After periods of heavy rain (like much of the US has had this year) a fungus can develop in the soil of the Southwestern United States that, if its spores are inhaled, causes Coccidioidomycosis, or Valley Fever, as it is generally called (it can sometimes be localized as Arizona or California Fever).
Valley Fever symptoms are more likely to present (and worsen into disseminated coccidioidomycosis) if you have a weakened immune system, are older, are in the late stages if pregnancy or are postpartum, or of Filipino, Black, Native American, Hispanic and Asian descent. Valley Fever symptoms may not present at all, or may be very mild. They include:
- Flu-like symptoms with emphasis on the lungs (Coughing, etc., with worse symptoms including lung nodules and coughing up blood)
- Severe Pneumonia
- And Dissemination, or the spread of the disease throughout the body, which can then cause:
- Skin Ulcers
- Pain in areas like the joints
- Heart Inflammation
- Urinary Tract Problems
- Death (especially if it is untreated or if there is another complication such as pregnancy, Meningitis or HIV)

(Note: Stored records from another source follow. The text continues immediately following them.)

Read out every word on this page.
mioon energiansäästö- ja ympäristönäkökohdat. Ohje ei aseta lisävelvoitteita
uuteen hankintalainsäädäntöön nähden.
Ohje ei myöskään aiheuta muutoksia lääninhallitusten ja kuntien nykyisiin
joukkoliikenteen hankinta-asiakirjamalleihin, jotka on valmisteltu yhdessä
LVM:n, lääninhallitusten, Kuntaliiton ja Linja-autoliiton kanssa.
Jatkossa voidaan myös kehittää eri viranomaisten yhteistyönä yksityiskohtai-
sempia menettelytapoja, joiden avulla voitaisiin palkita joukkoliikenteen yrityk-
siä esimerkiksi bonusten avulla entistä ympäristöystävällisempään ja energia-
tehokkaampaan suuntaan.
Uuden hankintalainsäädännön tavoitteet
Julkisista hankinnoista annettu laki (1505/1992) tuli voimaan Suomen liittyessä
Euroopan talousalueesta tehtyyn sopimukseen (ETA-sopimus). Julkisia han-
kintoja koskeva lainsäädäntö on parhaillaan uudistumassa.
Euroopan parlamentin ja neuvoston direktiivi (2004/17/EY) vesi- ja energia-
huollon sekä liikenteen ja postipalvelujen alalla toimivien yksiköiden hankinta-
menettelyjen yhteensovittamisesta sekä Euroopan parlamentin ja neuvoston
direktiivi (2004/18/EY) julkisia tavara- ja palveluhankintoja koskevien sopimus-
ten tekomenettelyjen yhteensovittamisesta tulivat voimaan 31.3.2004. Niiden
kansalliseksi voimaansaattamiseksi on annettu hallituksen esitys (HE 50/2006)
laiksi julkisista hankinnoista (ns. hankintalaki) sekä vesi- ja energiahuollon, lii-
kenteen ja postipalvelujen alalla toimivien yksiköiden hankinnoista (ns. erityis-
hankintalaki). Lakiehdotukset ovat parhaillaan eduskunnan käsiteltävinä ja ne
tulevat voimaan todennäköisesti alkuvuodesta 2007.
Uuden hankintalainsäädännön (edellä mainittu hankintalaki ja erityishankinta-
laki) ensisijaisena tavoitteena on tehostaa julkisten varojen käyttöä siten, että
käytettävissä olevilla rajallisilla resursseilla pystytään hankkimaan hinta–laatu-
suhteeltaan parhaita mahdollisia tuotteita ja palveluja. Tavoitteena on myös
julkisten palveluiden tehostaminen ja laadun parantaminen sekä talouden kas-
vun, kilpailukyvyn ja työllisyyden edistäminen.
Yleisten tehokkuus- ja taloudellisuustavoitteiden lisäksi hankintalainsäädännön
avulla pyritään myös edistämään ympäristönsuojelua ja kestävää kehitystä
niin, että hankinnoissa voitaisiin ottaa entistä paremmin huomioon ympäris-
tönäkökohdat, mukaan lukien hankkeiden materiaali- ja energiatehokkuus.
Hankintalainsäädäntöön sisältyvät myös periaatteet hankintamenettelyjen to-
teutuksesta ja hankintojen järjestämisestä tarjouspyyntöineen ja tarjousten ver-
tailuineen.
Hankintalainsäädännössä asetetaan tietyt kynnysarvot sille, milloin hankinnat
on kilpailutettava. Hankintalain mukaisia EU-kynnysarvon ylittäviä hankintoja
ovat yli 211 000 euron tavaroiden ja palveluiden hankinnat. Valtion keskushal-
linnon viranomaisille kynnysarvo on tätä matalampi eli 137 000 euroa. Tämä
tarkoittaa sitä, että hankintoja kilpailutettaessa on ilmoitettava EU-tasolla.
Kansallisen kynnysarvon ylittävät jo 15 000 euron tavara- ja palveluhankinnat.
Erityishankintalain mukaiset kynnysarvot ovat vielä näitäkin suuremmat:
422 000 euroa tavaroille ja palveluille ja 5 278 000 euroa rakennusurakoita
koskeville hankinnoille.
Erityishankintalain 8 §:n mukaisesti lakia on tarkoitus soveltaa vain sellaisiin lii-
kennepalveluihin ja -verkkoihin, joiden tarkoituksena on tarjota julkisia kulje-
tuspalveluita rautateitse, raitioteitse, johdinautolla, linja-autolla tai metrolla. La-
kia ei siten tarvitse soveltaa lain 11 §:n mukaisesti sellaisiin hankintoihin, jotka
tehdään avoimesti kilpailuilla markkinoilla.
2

Although it can be difficult to get a diagnoses of Valley Fever because it is generally uncommon (less than 1% of local populations report symptoms each year) if you have undiagnosed flu-like symptoms, have ruled out more common diseases such as Hep C, and have visited areas with the mold, ask your doctor to test a tissue or fluid sample for the Valley Fever spore. If your symptoms are mild and low risk, your doctor may not prescribe a treatment immediately. Generally, treatment includes an anti-fungal medication and can last until you improve, or if you have severe (disseminated symptoms) may last for the rest of your life.
To be proactive about your health, take steps to strengthen your immune system such as eating an array of fruits and vegetables, exercising, and drinking lots of water. If you have specific health concerns, talk to your doctor. Avoid visiting areas in the south west where the soil is disturbed (construction sites, outdoor events) after rainy season.